Study sample limitations were also present in the study. The response rate for the larger study was approximately 50%. It is not possible to determine precisely the response rate for US pharmacists within the sampling frame or within pharmacy academia. Based on the most recent AACP Profile of Pharmacy Faculty,2 a response rate of 50% is estimated for US pharmacists in this study. Despite respondents’ demographic characteristics resembling those presented in the AACP Profile of Pharmacy Faculty,2 respondents’ perceptions may differ from those of nonresponders. An analysis of early and late responders to the survey instrument revealed no significant differences in responses across time. The directory of junior faculty obtained from the AACP included a small percentage of senior faculty members. These individuals were not removed from the study because no differences were seen in the results of the study regardless of inclusion or exclusion of senior faculty responses.
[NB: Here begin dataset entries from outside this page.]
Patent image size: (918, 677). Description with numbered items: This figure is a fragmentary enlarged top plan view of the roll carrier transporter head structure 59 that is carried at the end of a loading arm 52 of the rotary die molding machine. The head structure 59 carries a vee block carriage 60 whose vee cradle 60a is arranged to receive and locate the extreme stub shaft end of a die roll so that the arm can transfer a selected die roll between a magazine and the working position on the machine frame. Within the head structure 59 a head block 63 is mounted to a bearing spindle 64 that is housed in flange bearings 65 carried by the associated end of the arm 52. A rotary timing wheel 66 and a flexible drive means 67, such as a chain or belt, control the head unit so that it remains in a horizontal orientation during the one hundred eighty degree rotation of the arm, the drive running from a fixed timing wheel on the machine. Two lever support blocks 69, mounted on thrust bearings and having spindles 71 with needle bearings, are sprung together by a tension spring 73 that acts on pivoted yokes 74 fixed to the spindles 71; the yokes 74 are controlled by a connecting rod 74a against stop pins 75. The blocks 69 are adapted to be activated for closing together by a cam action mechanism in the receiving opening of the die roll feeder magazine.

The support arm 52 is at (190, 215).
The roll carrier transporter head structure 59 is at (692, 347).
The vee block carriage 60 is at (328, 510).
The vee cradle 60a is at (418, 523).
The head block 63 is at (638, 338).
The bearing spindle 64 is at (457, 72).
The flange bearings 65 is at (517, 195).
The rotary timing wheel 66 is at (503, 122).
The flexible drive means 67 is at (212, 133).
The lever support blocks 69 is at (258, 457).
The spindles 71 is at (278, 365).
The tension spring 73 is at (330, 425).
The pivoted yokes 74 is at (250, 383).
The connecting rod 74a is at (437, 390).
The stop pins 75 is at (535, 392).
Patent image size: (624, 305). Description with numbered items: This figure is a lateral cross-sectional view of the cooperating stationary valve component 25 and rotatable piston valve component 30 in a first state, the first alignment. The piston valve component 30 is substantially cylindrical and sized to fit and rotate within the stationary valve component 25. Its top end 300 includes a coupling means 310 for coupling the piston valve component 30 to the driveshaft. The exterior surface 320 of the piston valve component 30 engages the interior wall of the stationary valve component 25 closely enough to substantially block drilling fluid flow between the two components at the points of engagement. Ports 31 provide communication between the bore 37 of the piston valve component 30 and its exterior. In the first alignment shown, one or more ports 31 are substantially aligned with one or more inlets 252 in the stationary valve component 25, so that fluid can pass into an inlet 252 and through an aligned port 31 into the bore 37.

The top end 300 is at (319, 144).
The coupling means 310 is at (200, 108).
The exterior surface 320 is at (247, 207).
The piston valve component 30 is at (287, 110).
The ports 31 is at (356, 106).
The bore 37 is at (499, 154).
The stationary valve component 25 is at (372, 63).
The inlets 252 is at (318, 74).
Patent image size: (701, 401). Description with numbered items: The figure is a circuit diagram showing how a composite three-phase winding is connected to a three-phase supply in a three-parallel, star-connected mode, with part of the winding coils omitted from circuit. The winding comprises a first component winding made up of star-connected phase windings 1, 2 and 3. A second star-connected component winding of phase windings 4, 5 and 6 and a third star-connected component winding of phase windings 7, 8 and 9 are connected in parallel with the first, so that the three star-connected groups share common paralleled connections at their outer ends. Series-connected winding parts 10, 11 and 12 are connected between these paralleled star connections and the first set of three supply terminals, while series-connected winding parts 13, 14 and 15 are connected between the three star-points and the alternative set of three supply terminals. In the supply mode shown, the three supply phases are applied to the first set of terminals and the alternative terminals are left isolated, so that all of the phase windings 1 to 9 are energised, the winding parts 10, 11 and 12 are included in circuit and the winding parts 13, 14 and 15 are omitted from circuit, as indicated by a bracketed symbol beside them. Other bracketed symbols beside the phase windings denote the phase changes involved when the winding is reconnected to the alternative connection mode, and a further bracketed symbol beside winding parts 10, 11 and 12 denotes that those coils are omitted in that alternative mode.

Junior pharmacy faculty members with US pharmacy degrees were less aware of fellowship training and graduate education opportunities as compared to residency training opportunities at the conclusion of their pharmacy education. Awareness of career opportunities associated with academia and research-related fields was also lacking. These findings provide evidence that career exploration and postgraduate training exploration in colleges and schools of pharmacy may need improvement. An instrument comprised of items such as those included in this study could be administered across pharmacy curricula to determine the extent to which colleges and schools of pharmacy, and even individual faculty members, are preparing students to make informed decisions about postgraduate and career paths. Ensuring that pharmacy students receive adequate exposure to and awareness of postgraduate training paths and academic career opportunities is one method of fostering recruitment of US pharmacy graduates into postgraduate education and academic pharmacy appointments.


This manuscript is part of a PhD dissertation completed by the corresponding author, Nicholas E. Hagemeier, PharmD, PhD, at Purdue University. The authors express deep appreciation to Steven R. Abel, PharmD, Holly L. Mason, PhD, Helen Patrick, PhD, and Nicholas G. Popovich, PhD, for their investment in this project. Special thanks, too, to all pharmacy faculty members who completed the survey instrument and to the study reviewers.